Apprezzava il sigaro perché, essendo un fautore della genuinità, lo riteneva privo di qualsiasi manipolazione ed elogiava molto gli sforzi delle maestranze cavesi e, in particolare, ascoltava volentieri gli aneddoti dei tempi passati, raccontati dalle maestre sigaraie più anziane, riferiti alla rigidità ed al rispetto del disciplinare di una volta.
Di sicuro, il degustatore Soldati non avrebbe approvato la scelta tecnica, avvenuta poco dopo la sua scomparsa, di aromatizzare i sigari Cavesi e di fare uso di fascia congelata, cioè di tabacco italiano lavorato all’estero, in quanto tali accorgimenti avrebbero condotto ad un appiattimento del gusto ed alla rottura del cordone ombelicale che legava il Kentucky beneventano al Toscano Garibaldi cavese.
Le attuali ricerche scientifiche danno ragione alla filosofia perseguita da Mario Soldati, perché confermano che gli additivi e gli edulcoranti aggiunti al tabacco, fanno aumentare la fase catramosa del fumo, cioè la frazione di fumo che ristagna di più sulle mucose; inoltre viene mascherata e snaturata al vera identità biologica della “cultivar”, sia nel gusto che nell’aroma. In uno studio pubblicato su “Enviromental Health Perspectives” si rileva che la manipolazione del tabacco con sostanze additivanti può essere causa di un imprevisto inquinamento microbiologico, di cui i ceppi più comuni sono: Acetobacter, Clostridium, Klebsiella oxytoca e Pseudomonas aeruginosa, che penetrano nei polmoni insieme al fumo.
Nel mese di giuno del 1999 scomparve novantatreenne il nostro più illustre consumatore di sigari, artefice della nascita del sigaro Garibaldi.
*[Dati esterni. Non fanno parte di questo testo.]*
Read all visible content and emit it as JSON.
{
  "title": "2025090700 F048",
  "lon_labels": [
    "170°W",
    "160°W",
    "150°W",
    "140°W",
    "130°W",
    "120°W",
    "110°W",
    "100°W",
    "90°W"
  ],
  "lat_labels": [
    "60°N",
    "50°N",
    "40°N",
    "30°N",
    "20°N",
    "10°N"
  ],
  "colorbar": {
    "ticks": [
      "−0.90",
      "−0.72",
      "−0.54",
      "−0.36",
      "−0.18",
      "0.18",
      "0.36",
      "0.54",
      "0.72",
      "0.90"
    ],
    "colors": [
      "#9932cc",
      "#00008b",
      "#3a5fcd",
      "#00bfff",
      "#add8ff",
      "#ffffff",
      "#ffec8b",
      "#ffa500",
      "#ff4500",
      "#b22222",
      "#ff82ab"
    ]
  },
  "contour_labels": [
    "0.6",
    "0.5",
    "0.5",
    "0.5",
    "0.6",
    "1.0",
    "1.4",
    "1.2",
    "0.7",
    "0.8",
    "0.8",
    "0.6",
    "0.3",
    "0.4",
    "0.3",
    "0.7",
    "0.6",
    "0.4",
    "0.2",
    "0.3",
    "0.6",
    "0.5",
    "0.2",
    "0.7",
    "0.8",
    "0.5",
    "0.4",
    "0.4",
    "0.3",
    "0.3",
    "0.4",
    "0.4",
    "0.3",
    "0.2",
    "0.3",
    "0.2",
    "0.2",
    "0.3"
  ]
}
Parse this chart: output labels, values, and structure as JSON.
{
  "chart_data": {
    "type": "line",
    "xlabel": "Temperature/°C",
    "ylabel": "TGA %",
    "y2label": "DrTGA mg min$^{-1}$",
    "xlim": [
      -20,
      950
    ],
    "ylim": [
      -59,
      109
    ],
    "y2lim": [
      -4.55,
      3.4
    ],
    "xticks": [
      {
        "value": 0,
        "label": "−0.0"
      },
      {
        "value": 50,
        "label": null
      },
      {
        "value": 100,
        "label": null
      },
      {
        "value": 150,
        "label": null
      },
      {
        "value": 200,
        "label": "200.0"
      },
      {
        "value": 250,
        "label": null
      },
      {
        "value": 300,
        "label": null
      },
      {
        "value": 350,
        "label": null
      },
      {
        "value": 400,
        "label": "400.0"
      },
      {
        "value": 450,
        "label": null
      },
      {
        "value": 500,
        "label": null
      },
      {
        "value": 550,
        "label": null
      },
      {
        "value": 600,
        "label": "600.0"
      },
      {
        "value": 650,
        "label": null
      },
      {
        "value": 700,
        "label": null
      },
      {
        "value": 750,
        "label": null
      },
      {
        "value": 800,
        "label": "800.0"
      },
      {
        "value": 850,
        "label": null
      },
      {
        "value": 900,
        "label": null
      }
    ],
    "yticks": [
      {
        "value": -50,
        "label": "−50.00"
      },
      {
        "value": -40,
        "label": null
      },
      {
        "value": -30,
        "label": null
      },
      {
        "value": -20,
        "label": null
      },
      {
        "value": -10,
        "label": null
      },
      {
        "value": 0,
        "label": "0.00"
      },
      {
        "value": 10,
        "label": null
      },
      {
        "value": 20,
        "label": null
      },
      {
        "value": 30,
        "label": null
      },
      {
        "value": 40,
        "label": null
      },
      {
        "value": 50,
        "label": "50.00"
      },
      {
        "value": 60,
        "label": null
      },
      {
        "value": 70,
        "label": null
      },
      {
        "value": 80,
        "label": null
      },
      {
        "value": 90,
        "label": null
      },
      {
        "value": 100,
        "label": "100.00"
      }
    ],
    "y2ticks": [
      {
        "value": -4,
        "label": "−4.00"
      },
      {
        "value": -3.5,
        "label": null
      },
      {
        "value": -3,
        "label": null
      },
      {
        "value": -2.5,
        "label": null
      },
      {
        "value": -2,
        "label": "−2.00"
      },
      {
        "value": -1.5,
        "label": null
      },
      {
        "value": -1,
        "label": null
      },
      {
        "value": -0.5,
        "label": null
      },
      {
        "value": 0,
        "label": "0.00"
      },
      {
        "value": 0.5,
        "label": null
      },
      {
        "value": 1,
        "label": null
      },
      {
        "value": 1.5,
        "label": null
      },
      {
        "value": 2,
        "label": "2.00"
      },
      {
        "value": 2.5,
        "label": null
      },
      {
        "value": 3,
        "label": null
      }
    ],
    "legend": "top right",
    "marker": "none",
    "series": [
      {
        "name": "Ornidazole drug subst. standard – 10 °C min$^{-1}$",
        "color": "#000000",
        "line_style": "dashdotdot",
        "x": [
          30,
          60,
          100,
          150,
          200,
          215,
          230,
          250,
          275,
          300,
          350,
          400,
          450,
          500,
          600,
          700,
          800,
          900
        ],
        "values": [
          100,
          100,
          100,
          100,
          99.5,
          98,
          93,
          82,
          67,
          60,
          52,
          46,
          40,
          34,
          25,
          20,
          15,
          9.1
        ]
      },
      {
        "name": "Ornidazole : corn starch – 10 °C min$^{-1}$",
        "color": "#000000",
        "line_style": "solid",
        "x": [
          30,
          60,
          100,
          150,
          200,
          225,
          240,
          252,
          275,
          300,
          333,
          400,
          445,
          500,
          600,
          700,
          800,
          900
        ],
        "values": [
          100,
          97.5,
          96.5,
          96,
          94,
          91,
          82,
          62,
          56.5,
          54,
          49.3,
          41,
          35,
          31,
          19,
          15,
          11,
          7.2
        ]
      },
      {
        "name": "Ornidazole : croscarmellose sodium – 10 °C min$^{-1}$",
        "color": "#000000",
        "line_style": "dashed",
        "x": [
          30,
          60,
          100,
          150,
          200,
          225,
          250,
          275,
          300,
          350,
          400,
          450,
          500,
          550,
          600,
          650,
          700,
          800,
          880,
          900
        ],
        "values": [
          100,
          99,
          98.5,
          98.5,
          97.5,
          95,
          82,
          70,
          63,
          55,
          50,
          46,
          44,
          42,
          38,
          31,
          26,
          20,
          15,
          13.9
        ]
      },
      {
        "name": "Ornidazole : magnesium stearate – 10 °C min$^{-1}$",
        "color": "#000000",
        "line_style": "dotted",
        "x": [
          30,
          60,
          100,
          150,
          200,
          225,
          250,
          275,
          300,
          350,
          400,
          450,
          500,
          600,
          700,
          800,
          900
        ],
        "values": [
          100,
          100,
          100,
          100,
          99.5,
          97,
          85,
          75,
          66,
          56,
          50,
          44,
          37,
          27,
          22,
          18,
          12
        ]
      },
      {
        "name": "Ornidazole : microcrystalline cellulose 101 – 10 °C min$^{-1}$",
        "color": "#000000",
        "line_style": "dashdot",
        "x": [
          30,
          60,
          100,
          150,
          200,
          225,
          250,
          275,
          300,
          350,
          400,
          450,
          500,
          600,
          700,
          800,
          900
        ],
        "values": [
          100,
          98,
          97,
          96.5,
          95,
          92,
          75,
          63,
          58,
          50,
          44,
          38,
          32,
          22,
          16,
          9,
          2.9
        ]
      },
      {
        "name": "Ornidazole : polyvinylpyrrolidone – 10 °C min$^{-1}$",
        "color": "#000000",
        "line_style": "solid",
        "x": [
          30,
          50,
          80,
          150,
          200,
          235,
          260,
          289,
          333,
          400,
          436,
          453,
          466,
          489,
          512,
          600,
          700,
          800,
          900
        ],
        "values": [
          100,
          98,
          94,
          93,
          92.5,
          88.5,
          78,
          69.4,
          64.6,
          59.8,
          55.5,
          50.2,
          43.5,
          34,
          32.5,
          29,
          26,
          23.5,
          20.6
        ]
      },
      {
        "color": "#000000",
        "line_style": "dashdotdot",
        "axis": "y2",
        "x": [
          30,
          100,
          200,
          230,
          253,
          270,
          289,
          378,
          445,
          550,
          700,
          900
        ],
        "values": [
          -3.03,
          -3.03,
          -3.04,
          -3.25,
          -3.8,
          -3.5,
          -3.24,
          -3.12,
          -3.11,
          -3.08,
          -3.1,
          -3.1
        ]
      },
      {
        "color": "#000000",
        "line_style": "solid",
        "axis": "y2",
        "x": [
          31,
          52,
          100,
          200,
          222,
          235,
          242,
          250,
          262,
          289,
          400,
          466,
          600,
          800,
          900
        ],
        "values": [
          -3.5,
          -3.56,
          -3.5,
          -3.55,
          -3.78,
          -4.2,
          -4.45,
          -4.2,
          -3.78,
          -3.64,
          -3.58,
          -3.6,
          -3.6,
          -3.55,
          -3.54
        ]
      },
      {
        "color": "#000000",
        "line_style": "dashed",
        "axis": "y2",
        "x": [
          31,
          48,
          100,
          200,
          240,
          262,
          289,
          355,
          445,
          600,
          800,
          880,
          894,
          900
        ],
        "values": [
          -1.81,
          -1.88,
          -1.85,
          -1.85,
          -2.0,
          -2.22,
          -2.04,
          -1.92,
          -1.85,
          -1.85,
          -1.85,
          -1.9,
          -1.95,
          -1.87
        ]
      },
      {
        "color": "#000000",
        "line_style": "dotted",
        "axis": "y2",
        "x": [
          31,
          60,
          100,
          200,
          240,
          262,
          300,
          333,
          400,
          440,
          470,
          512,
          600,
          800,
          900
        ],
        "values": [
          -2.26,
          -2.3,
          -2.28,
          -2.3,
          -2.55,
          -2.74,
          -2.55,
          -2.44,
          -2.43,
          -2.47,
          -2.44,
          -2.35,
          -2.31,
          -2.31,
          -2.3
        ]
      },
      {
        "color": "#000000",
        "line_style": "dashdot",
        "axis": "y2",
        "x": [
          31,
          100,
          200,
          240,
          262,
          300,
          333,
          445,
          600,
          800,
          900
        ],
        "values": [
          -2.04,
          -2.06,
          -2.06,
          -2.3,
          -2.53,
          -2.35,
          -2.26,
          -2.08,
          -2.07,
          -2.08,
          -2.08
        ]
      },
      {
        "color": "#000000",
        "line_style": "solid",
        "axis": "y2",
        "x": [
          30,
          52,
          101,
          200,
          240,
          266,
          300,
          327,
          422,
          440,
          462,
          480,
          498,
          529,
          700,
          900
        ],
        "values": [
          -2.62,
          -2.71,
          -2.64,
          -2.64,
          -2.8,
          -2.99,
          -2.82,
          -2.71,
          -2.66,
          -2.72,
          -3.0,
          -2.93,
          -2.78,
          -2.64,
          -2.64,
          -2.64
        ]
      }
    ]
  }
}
Tutta la Manifattura partecipò al dolore del figlio Giovanni, anche lui appassionato del sigaro Cavese, tanto da far nascere a Cava il progetto, in onore dell’illustre genitore, di un sigaro “Soldati”, simile di gusto al Garibaldi, con il modulo dell’Ammezzato Garibaldi e con fascia Beneventana. Il sigaro “Soldati” fu lanciato sul mercato dopo essere stato battezzato al Premio Strega del 2002.
Purtroppo il tempo ha fatto dimenticare la primogenitura del citato sigaro “Soldati”, tanto è vero che tutta la filiera ha subìto la completa delocalizzazione presso la Congenere di Lucca ed anche una metamorfosi in sigaro “intero” e confezionato con fascia congelata, lavorata nello Sri Lanka.
Il figlio dello scrittore, Giovanni, che venne in più occasioni in Manifattura, accompagnato dalla moglie Stefania Sandrelli e dell’amica Ornella Muti, ha ricordato in un biglietto di ringraziamento una celebre frase che racchiude l’intima essenza della poliedrica figura di Mario Soldati: “Amò troppo la Pace per credere di meritarla e strenuamente la fuggì, ora è contento!”